I have to answer honestly and struggle to find the words. “I don’t know. But Anthony, you need to believe that you wouldn’t have done it intentionally. I know you would never have deliberately hurt Daniel. I truly believe that. We’ll help you. We won’t stop trying ’til we know for sure what happened. I promise.”

“I can’t think any more. I’m losing strength. Go to sleep. I have a little energy left. Let me use it to watch over you. Just leave the door open. I hate closed doors because I spent my whole life locked up behind them.”
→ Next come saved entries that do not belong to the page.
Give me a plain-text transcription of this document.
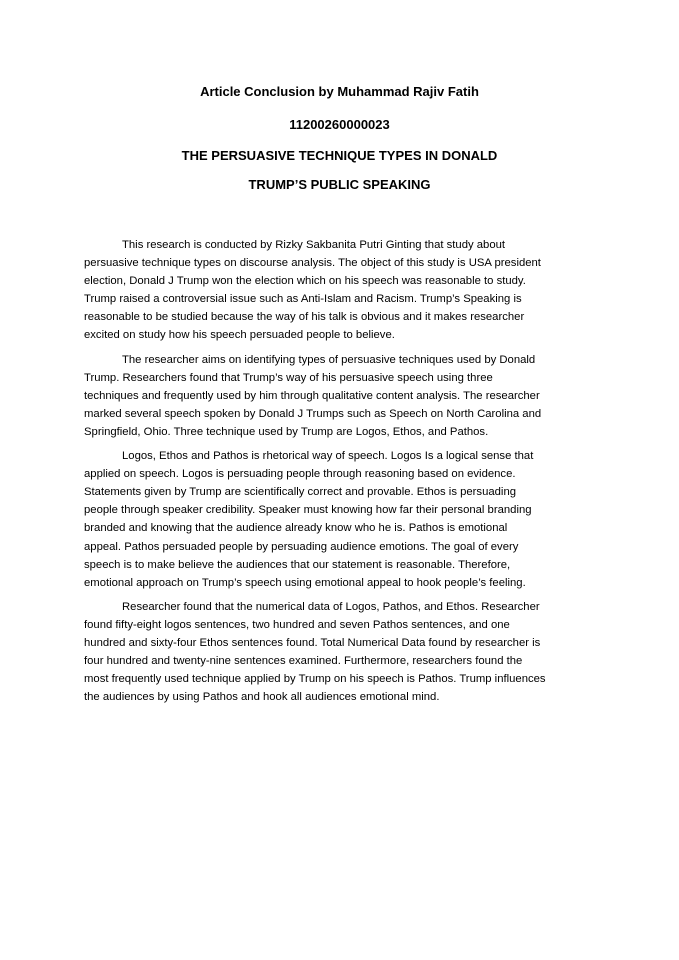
Article Conclusion by Muhammad Rajiv Fatih
11200260000023
THE PERSUASIVE TECHNIQUE TYPES IN DONALD
TRUMP’S PUBLIC SPEAKING
This research is conducted by Rizky Sakbanita Putri Ginting that study about
persuasive technique types on discourse analysis. The object of this study is USA president
election, Donald J Trump won the election which on his speech was reasonable to study.
Trump raised a controversial issue such as Anti-Islam and Racism. Trump’s Speaking is
reasonable to be studied because the way of his talk is obvious and it makes researcher
excited on study how his speech persuaded people to believe.
The researcher aims on identifying types of persuasive techniques used by Donald
Trump. Researchers found that Trump’s way of his persuasive speech using three
techniques and frequently used by him through qualitative content analysis. The researcher
marked several speech spoken by Donald J Trumps such as Speech on North Carolina and
Springfield, Ohio. Three technique used by Trump are Logos, Ethos, and Pathos.
Logos, Ethos and Pathos is rhetorical way of speech. Logos Is a logical sense that
applied on speech. Logos is persuading people through reasoning based on evidence.
Statements given by Trump are scientifically correct and provable. Ethos is persuading
people through speaker credibility. Speaker must knowing how far their personal branding
branded and knowing that the audience already know who he is. Pathos is emotional
appeal. Pathos persuaded people by persuading audience emotions. The goal of every
speech is to make believe the audiences that our statement is reasonable. Therefore,
emotional approach on Trump’s speech using emotional appeal to hook people’s feeling.
Researcher found that the numerical data of Logos, Pathos, and Ethos. Researcher
found fifty-eight logos sentences, two hundred and seven Pathos sentences, and one
hundred and sixty-four Ethos sentences found. Total Numerical Data found by researcher is
four hundred and twenty-nine sentences examined. Furthermore, researchers found the
most frequently used technique applied by Trump on his speech is Pathos. Trump influences
the audiences by using Pathos and hook all audiences emotional mind.
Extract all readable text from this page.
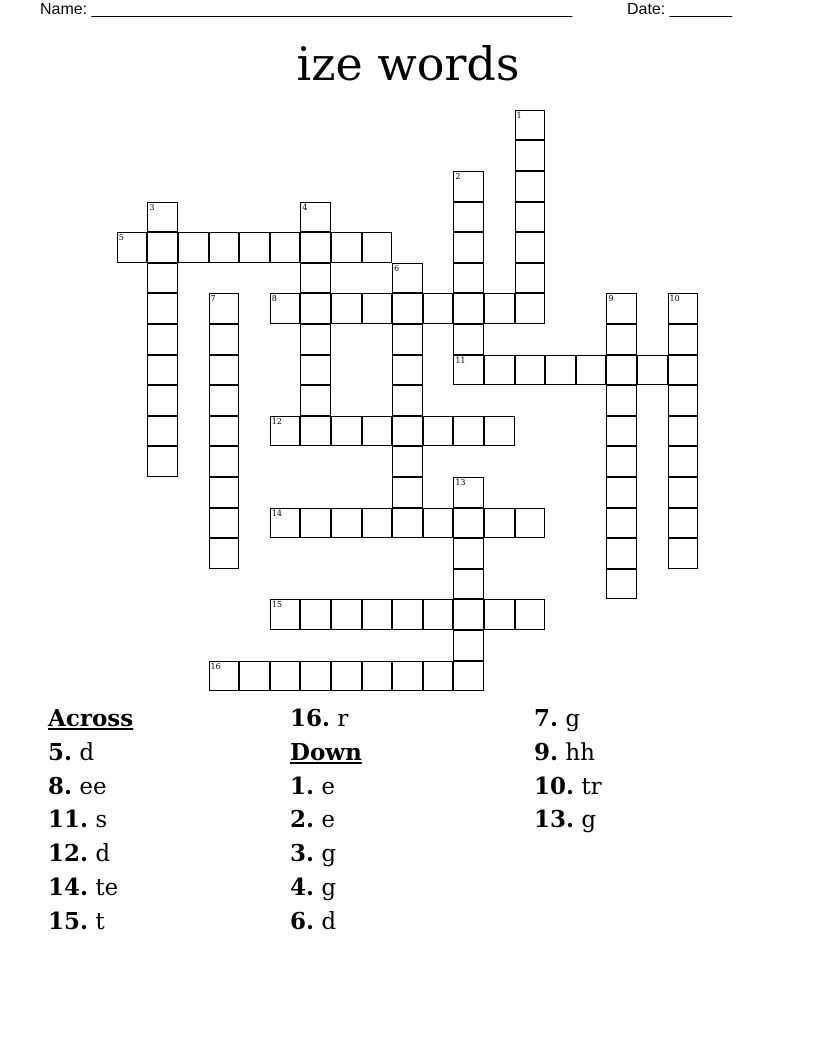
Name: ______________________________________________________	Date: _______
ize words
1
2
11
3	4
5
6
7	8	9	10
12
13
14
15
16
Across
5. d
8. ee
11. s
12. d
14. te
15. t
16. r
Down
1. e
2. e
3. g
4. g
6. d
7. g
9. hh
10. tr
13. g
That’s why he rattled the doorknob and opened the door!

“I’ll leave every door open from now on, Anthony.”

“In my life, in that horrible place, I hated to be locked up, restrained. I loathed being touched by those people. Now I exist only because I hope to be touched by you. When I’m in Wyatt’s body, I live and breathe and speak only so I can be close to you. Sleep, sweet angel. No one can hurt you while I’m here.”

After decades of waiting, watching and hoping, Anthony found me and now he’s experiencing something he never felt during his short tragic life. I’m his only hope. I keep thinking about this until I finally drift off to sleep, thankful that I’m loved by my family, by my friends and now by Anthony. When he lived and walked on this earth, Anthony never felt loved by anyone.